The story he tells here, of younger people all getting along fine despite the intoxication, was genuinely shocking to many. The straights couldn't really dig that these were people who had a different set of values and different ways of doing things. Imagine how shocking it was to tell everyone how terrible a festival would be, how all the sins of Sodom and Gomorrah would be visited upon an innocent town, only to find the exact opposite was true. That's a revolution.
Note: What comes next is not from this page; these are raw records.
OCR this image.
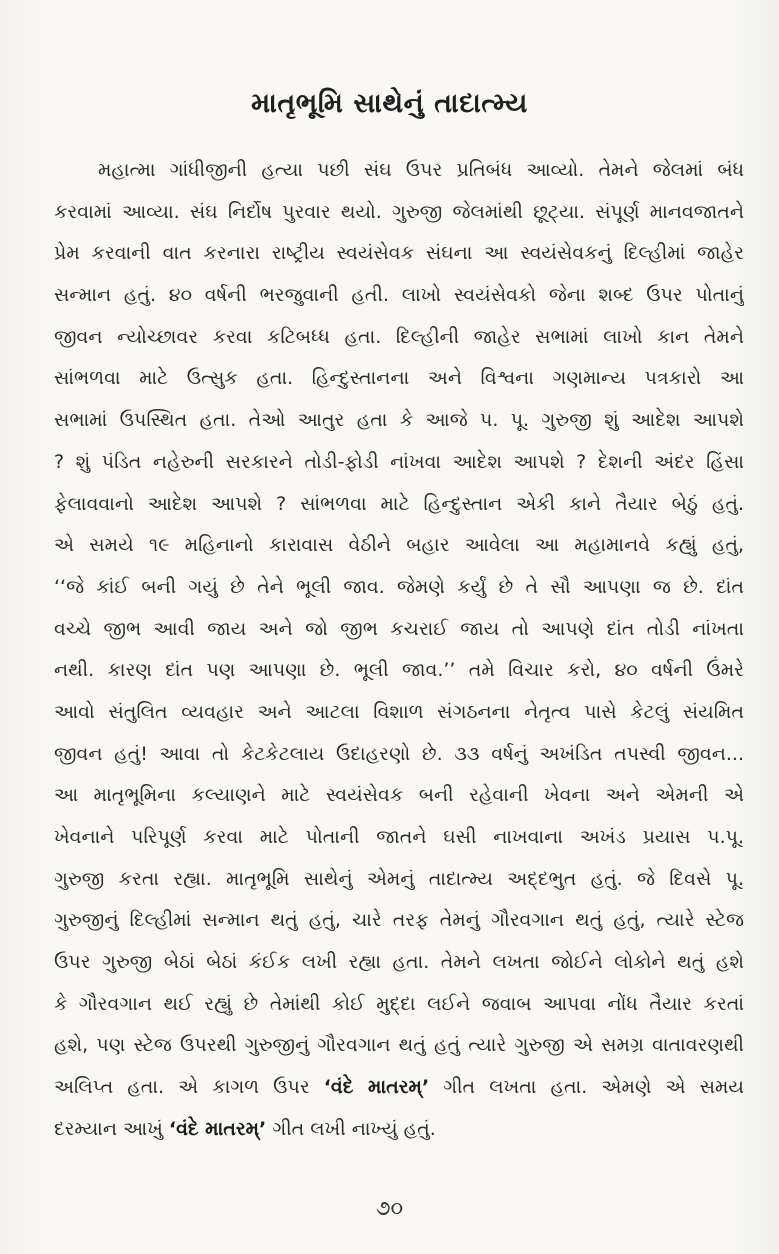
માતૃભૂમિ સાથેનું તાદાત્મ્ય
મહાત્મા ગાંધીજીની હત્યા પછી સંઘ ઉપર પ્રતિબંધ આવ્યો. તેમને જેલમાં બંધ
કરવામાં આવ્યા. સંઘ નિર્દોષ પુરવાર થયો. ગુરુજી જેલમાંથી છૂટ્યા. સંપૂર્ણ માનવજાતને
પ્રેમ કરવાની વાત કરનારા રાષ્ટ્રીય સ્વયંસેવક સંઘના આ સ્વયંસેવકનું દિલ્હીમાં જાહેર
સન્માન હતું. ૪૦ વર્ષની ભરજુવાની હતી. લાખો સ્વયંસેવકો જેના શબ્દ ઉપર પોતાનું
જીવન ન્યોચ્છાવર કરવા કટિબધ્ધ હતા. દિલ્હીની જાહેર સભામાં લાખો કાન તેમને
સાંભળવા માટે ઉત્સુક હતા. હિન્દુસ્તાનના અને વિશ્વના ગણમાન્ય પત્રકારો આ
સભામાં ઉપસ્થિત હતા. તેઓ આતુર હતા કે આજે પ. પૂ. ગુરુજી શું આદેશ આપશે
? શું પંડિત નહેરુની સરકારને તોડી-ફોડી નાંખવા આદેશ આપશે ? દેશની અંદર હિંસા
ફેલાવવાનો આદેશ આપશે ? સાંભળવા માટે હિન્દુસ્તાન એકી કાને તૈયાર બેઠું હતું.
એ સમયે ૧૯ મહિનાનો કારાવાસ વેઠીને બહાર આવેલા આ મહામાનવે કહ્યું હતું,
‘‘જે કાંઈ બની ગયું છે તેને ભૂલી જાવ. જેમણે કર્યું છે તે સૌ આપણા જ છે. દાંત
વચ્ચે જીભ આવી જાય અને જો જીભ કચરાઈ જાય તો આપણે દાંત તોડી નાંખતા
નથી. કારણ દાંત પણ આપણા છે. ભૂલી જાવ.’’ તમે વિચાર કરો, ૪૦ વર્ષની ઉંમરે
આવો સંતુલિત વ્યવહાર અને આટલા વિશાળ સંગઠનના નેતૃત્વ પાસે કેટલું સંયમિત
જીવન હતું! આવા તો કેટકેટલાય ઉદાહરણો છે. ૩૩ વર્ષનું અખંડિત તપસ્વી જીવન...
આ માતૃભૂમિના કલ્યાણને માટે સ્વયંસેવક બની રહેવાની ખેવના અને એમની એ
ખેવનાને પરિપૂર્ણ કરવા માટે પોતાની જાતને ઘસી નાખવાના અખંડ પ્રયાસ પ.પૂ.
ગુરુજી કરતા રહ્યા. માતૃભૂમિ સાથેનું એમનું તાદાત્મ્ય અદ્દભુત હતું. જે દિવસે પૂ.
ગુરુજીનું દિલ્હીમાં સન્માન થતું હતું, ચારે તરફ તેમનું ગૌરવગાન થતું હતું, ત્યારે સ્ટેજ
ઉપર ગુરુજી બેઠાં બેઠાં કંઈક લખી રહ્યા હતા. તેમને લખતા જોઈને લોકોને થતું હશે
કે ગૌરવગાન થઈ રહ્યું છે તેમાંથી કોઈ મુદ્દા લઈને જવાબ આપવા નોંધ તૈયાર કરતાં
હશે, પણ સ્ટેજ ઉપરથી ગુરુજીનું ગૌરવગાન થતું હતું ત્યારે ગુરુજી એ સમગ્ર વાતાવરણથી
અલિપ્ત હતા. એ કાગળ ઉપર ‘વંદે માતરમ્’ ગીત લખતા હતા. એમણે એ સમય
દરમ્યાન આખું ‘વંદે માતરમ્’ ગીત લખી નાખ્યું હતું.
૭૦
Most performers were from the Midwest, such as Chicago's Rotary Connection and Baby Huey. Never heard of them? Me neither. Rockford's Fuse, which evolved into Cheap Trick, also played. The main event, however, was Sunday's five-hour performance by the Grateful Dead, with whom Mr Bobo had been friendly on the West Coast in the late '60s. Their set is well recorded and available from the usual sources. Lots of local bands played, but the only others ones I've heard of are Luther Allison and Illinois Speed Press. Reports suggest an early version of REO Speedwagon was also present.
About 30,000 people attended Sound Storm, the majority sneaking in through the woods without paying, the cheeky scamps. The Columbia County sheriff, who doubtless wore a very tight, largely polyester shirt, seeing his officers exponentially outnumbered by hippies and bikers, wisely decided to ignore misdemeanors such as nudity and drug use.
LSD and other psychedelic drugs were everywhere, along with marijuana and cheap, screw-top wine - mmmm delish. I used to drink gallon flagons of cheap wine when we lived in California. I've never been happier.
Medical students staffed first aid and bad trips tents, volunteers from the Hog Farm (they're like the wind, the Hog Farm: everywhere) commune in New Mexico helped as stage announcers, and Madison's Mifflin Street Co-op provided free food. I imagine Wavy Gravy was on hand to dispense good vibes too. This really was a mini Woodstock.
Throughout the weekend, ecstatic dancers whirled before the stage, getting their groove on. When undercover officers infiltrated the crowd, Pete dropped 10,000 fliers from a helicopter urging the audience not to harm them. Where did he get a helicopter from? How do you just get a helicopter like that? Only Bobo knows.
Those officers can't have been very undercover then, can they? Fans frolicked - and who doesn't love to frolick - in nearby Rowan Creek, even crowning their own Mud King, as you do when, you're higher than God on LSD. Two members of the band Northern Comfort even got married on stage. Only a handful of injuries or arrests were reported.
Good work Mr Bobo. Good work indeed.